2015 Angeles City – James Lee

Fans, Family, and Friends


What stands out the most to me about this trip is how it was marked with joy and unity. I am starting to realize how I once viewed missions and people in general, and God has been shifting paradigms in my life to help me see in a new light.

I’ve always been a fan of missions and fan of powerful leaders and preachers. In the dictionary, a fan is defined as a person who has a strong interest in or admiration for a particular person or thing. Before going on this trip, God had been highlighting relationships to me. He had been teaching me about how to be in a relationship with Him, but also how I need to relate to others around me. The past few months God has opened my eyes to the importance of relationships and how essential they are in your life and the need to grow deeper with people and to see how invaluable friendship is.

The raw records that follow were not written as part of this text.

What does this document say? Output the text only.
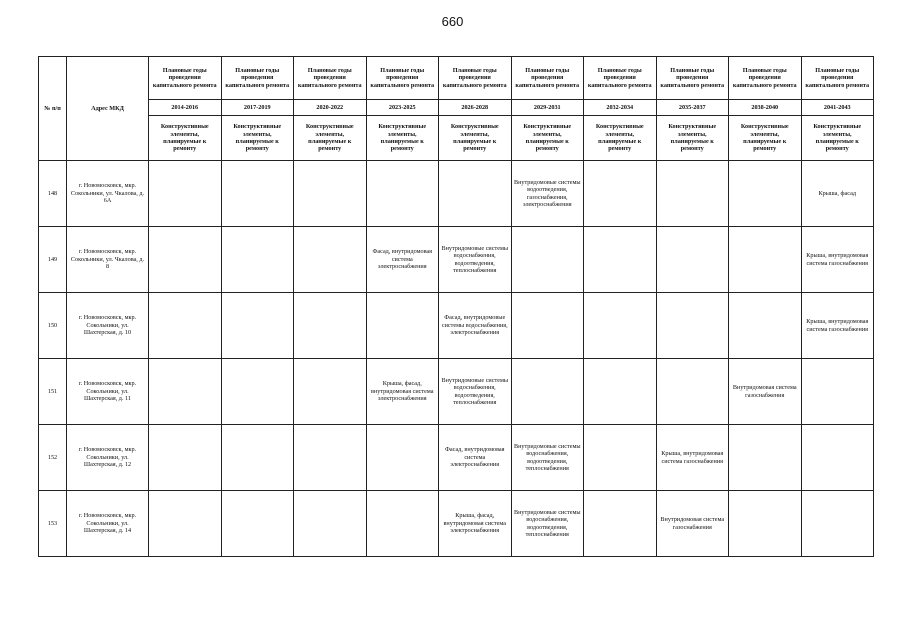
660
№ п/п	Адрес МКД	Плановые годы проведения капитального ремонта	Плановые годы проведения капитального ремонта	Плановые годы проведения капитального ремонта	Плановые годы проведения капитального ремонта	Плановые годы проведения капитального ремонта	Плановые годы проведения капитального ремонта	Плановые годы проведения капитального ремонта	Плановые годы проведения капитального ремонта	Плановые годы проведения капитального ремонта	Плановые годы проведения капитального ремонта
		2014-2016	2017-2019	2020-2022	2023-2025	2026-2028	2029-2031	2032-2034	2035-2037	2038-2040	2041-2043
		Конструктивные элементы, планируемые к ремонту	Конструктивные элементы, планируемые к ремонту	Конструктивные элементы, планируемые к ремонту	Конструктивные элементы, планируемые к ремонту	Конструктивные элементы, планируемые к ремонту	Конструктивные элементы, планируемые к ремонту	Конструктивные элементы, планируемые к ремонту	Конструктивные элементы, планируемые к ремонту	Конструктивные элементы, планируемые к ремонту	Конструктивные элементы, планируемые к ремонту
148	г. Новомосковск, мкр. Сокольники, ул. Чкалова, д. 6А						Внутридомовые системы водоотведения, газоснабжения, электроснабжения				Крыша, фасад
149	г. Новомосковск, мкр. Сокольники, ул. Чкалова, д. 8				Фасад, внутридомовая система электроснабжения	Внутридомовые системы водоснабжения, водоотведения, теплоснабжения					Крыша, внутридомовая система газоснабжения
150	г. Новомосковск, мкр. Сокольники, ул. Шахтерская, д. 10					Фасад, внутридомовые системы водоснабжения, электроснабжения					Крыша, внутридомовая система газоснабжения
151	г. Новомосковск, мкр. Сокольники, ул. Шахтерская, д. 11				Крыша, фасад, внутридомовая система электроснабжения	Внутридомовые системы водоснабжения, водоотведения, теплоснабжения				Внутридомовая система газоснабжения	
152	г. Новомосковск, мкр. Сокольники, ул. Шахтерская, д. 12					Фасад, внутридомовая система электроснабжения	Внутридомовые системы водоснабжения, водоотведения, теплоснабжения		Крыша, внутридомовая система газоснабжения		
153	г. Новомосковск, мкр. Сокольники, ул. Шахтерская, д. 14					Крыша, фасад, внутридомовая система электроснабжения	Внутридомовые системы водоснабжения, водоотведения, теплоснабжения		Внутридомовая система газоснабжения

This is a bit ironic because as my relationships were becoming established, and as they became stronger and healthier, I suddenly felt like I was scooped up onto a mission’s team where I had little or no relationship with anybody. On top of that I was very clearly the odd one out.

My team demographics – I am a guy and I go to Np Sillim, and I was born in 1977. My team – 5 NP Hongdae girls all born in the early to mid 90’s (when I graduated highschool), a team leader that I had barely any interaction who was also from NP Hongdae, an Itaewon sister I didn’t even know existed prior to the trip, and finally 5 members from a different country NP Sydney, 3 of whom I had never seen or met before.

As the time grew closer to leave I asked God what He wanted to show me on this trip. My heart kept returning to “relationships.” I questioned God by asking “How am I supposed to fit in on this trip? How do you want me to serve and minister?” I felt God quietly whisper again, “Relationships.” As the trip started and continued I decided that I would not let what I saw in the natural deter me. I began to open my heart and love my teammates and all the people we met along the way.

I saw God build supernatural relationships between our team even when we all met for the first time in the Philippines on the mission field. I cannot explain the feeling except to say that it felt like our hearts were united that we “knew” each other even though we had never met in person. Throughout the trip there was an overflow of joy that was released by the relationships that were being made everywhere we went.

One person I really connected with was Pastor Bob from Angeles City. As soon as we met I felt like he was like the father I always wanted. He was so filled with joy and had a genuine heart of service. He cared about our team so much. I could see on his face how much he wanted to bless each of us. He used every opportunity he got to love and serve us. On top of that I saw how he was a loving husband and a powerful leader in his church. It is safe to say that I fell in love this man right from the first time we met.

I also got a revelation of “true friendship” from my team. I saw many of my team members needing or wanting me to be a source of comfort and protection. Instead of looking for what they could do for me in return or see what they could offer me, I felt God’s heart for them. As I started to love on my members I felt a love like a “Fathers love” for each of them. Not only were they members on a missions team I felt like they were family. When members would testify I felt their pain and cried with them and when they proclaimed Gods freedom in their lives I celebrated and rejoiced with them. One particular person I felt this most with was our team leader Eunice. I saw her lead with such a relational leadership. I could see the love she had for each member but what amazed me was how it came out in such a genuine and sincere way. As she joked around with me and other members I felt God’s love again and felt like He was saying –“this is what true fellowship is.”

I believe through the trip God wanted to show me on a deeper level what real family and friends look like and what Godly relationships were intended to be like. It doesn’t matter who or where people are from. It really doesn’t even matter if you have never met them before. God’s love is bigger and covers all our human frailty, hurt, and insecurity. God wants His people to be family.

How good and pleasant it is when God’s people live together in unity! (Psalm 133:1).